Useful Advice When Moving to Dakar



Apartments are generally very big, so bring wall decorations.


Bring lots of summer clothing--the weather here, even in the winter, gets up to the 70s (F) and rarely gets lower than the 50s. I wear sandals year-round.


Buy household items from departing staff. When we were looking at items from departing staff while still in the States, we were surprised at how expensive everything was and didn’t purchase anything. Why would we buy a used item for more than we could buy it new in the US? Because when you get to Senegal, you will see that items here are of poor quality and twice as expensive as in the States when you can get them.


Be sure to put bulky items that you won’t be able to take in your luggage in your shipment. We didn’t put an ironing board because we thought, “How expensive can that be?” The expensive one that we bought here immediately broke and replacing it would be another $100. Also, pack a transformer in your shipment. They are extremely heavy to bring in your luggage later on.


Don’t stress out about malaria.

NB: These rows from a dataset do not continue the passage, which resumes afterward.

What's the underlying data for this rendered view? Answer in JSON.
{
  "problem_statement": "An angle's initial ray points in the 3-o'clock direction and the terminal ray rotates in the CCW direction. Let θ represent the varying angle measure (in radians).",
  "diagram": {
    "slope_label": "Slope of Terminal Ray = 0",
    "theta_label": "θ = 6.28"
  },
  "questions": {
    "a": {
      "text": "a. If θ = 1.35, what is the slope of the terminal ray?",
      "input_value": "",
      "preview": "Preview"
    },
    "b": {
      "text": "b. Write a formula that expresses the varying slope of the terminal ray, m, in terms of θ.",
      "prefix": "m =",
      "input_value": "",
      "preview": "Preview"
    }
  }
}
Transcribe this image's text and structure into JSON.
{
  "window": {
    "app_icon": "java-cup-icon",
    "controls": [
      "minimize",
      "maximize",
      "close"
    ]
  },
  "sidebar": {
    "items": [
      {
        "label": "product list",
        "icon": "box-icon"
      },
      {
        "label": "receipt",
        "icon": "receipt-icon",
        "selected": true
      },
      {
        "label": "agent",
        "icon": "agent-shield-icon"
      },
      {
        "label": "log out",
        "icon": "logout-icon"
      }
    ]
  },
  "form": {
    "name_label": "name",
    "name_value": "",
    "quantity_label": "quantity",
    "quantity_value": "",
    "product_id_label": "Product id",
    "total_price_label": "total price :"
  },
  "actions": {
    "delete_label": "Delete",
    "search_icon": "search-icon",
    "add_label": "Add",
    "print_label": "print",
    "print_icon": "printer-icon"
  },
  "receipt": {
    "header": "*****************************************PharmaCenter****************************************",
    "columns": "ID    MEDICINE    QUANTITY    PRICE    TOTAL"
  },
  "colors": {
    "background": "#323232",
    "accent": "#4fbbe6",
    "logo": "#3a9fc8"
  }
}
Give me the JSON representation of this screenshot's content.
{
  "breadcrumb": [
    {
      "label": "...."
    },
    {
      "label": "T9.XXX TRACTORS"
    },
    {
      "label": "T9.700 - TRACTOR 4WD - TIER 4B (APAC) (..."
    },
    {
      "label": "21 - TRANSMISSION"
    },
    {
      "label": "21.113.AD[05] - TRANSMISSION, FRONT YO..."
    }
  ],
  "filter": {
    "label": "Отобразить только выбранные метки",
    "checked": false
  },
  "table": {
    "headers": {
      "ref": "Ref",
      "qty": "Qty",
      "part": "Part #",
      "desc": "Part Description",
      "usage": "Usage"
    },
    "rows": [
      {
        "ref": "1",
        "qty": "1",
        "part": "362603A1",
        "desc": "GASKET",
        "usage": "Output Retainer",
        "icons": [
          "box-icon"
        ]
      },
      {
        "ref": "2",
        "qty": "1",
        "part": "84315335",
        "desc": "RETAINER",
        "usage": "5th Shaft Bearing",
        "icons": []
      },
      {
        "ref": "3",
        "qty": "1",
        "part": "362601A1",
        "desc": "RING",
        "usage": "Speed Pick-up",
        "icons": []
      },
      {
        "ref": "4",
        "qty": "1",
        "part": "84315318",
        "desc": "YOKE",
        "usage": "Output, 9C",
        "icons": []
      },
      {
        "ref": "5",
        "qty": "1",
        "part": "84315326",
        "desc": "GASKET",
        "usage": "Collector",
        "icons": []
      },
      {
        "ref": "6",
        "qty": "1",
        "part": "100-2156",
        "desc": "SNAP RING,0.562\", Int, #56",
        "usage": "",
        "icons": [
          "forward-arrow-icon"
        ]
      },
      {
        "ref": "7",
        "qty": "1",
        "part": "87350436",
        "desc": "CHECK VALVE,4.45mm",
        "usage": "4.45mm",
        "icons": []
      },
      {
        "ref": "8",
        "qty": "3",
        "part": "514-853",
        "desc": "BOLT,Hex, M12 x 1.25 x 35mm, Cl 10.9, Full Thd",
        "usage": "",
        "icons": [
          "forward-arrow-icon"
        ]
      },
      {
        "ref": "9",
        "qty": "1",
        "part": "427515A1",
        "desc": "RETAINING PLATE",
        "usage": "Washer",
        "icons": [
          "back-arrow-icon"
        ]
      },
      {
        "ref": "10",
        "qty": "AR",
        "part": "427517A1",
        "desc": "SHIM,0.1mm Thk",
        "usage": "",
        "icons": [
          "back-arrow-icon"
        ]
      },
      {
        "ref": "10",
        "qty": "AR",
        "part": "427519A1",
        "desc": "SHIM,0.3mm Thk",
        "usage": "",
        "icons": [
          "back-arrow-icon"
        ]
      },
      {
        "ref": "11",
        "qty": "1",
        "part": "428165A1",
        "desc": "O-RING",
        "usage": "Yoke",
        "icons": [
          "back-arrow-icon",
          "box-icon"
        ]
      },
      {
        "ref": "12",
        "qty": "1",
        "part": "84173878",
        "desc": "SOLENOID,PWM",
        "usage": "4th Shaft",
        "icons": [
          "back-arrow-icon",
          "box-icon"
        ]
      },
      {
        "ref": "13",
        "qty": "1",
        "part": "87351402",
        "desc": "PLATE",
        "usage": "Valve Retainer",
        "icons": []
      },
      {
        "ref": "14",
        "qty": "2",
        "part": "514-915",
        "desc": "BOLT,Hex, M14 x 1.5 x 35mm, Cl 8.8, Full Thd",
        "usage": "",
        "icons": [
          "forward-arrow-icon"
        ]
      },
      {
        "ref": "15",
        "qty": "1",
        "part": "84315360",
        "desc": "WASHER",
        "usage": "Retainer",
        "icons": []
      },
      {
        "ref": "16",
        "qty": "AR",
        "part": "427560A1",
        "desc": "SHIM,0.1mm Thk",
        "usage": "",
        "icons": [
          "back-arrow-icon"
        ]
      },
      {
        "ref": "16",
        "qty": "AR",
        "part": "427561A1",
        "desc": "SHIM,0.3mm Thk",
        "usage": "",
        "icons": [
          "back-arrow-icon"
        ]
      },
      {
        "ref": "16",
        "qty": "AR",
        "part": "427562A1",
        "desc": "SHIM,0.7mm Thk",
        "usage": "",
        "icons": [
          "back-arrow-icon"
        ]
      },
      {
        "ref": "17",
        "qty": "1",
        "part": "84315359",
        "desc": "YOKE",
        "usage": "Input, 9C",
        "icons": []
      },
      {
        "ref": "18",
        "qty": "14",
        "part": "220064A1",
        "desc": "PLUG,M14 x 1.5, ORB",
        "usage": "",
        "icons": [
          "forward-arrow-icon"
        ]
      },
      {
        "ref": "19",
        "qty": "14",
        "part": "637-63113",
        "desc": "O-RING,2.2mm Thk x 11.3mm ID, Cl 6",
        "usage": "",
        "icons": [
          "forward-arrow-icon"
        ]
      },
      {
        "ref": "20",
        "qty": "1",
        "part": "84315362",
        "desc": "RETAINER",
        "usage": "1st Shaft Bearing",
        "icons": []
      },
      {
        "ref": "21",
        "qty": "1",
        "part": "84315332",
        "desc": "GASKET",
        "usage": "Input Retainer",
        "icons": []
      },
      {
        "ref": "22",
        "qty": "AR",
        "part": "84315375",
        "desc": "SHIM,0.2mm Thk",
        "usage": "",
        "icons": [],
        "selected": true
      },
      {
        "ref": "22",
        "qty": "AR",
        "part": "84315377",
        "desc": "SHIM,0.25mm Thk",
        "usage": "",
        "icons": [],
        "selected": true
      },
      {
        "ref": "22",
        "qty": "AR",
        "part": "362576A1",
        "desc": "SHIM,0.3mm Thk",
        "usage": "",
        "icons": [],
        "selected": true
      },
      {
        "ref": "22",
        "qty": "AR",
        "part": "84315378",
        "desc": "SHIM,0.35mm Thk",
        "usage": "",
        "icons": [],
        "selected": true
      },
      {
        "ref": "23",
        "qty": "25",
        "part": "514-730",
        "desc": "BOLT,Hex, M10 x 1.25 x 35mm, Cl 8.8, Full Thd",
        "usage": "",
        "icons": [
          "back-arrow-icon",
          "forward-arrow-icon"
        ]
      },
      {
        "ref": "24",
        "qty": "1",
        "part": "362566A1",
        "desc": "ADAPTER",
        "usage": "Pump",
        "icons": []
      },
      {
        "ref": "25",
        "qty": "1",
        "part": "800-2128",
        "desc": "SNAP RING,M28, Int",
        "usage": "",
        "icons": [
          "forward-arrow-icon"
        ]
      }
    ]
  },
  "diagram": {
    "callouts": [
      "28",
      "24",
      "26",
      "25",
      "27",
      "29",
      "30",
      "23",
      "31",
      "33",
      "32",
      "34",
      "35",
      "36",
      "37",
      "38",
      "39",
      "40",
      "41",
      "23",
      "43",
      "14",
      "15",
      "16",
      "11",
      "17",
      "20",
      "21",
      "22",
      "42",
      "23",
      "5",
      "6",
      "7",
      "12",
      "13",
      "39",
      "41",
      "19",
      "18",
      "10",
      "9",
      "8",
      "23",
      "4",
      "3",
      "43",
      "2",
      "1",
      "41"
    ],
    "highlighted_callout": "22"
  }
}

Of course, follow the advice of your doctor but malaria isn’t a big threat in Dakar. We bought a liter of insect repellent for our shipment and haven’t even used a small bottle after two years.


Keep your expectations moderate for the food here. I read Dakar Eats regularly before I arrived, and I imagined that I was coming to a food paradise. While there is definitely good food here, there is also a lot of so-so food.


You can find many foods here (but you have to look and pay). I didn’t put oatmeal in my shipment and now pay $10 for a container of Quaker Oats that would cost $3 in the States. Shipping bulk quantities of unusual or favorite foods (we shipped 20 pounds of quinoa and didn’t regret it) is not a bad idea. Many foods are not available at all.


If you are bringing an animal, know that vet care here is limited. Only basic diagnostic testing is available here, and if your cat has a serious illness, chances are good that treatments won’t be available. I would not bring a pet who was not in excellent health. It was extremely stressful to see our cat suffering and in pain and to be told by four different vets that nothing could be done besides putting her to sleep. Finally, a vet suggested steroid pills that saved her life.


Start learning French! People who are not comfortable in French seem to have a harder time adjusting to life in Senegal. We came speaking French and it has allowed us to access a wider range of entertainment and social opportunities.


Start learning about Senegal! Read books, watch films, listen to podcasts, etc. Living here has made me realize how little I knew about Africa and has been a wonderful opportunity to become more knowledgeable on Senegal and Africa in general.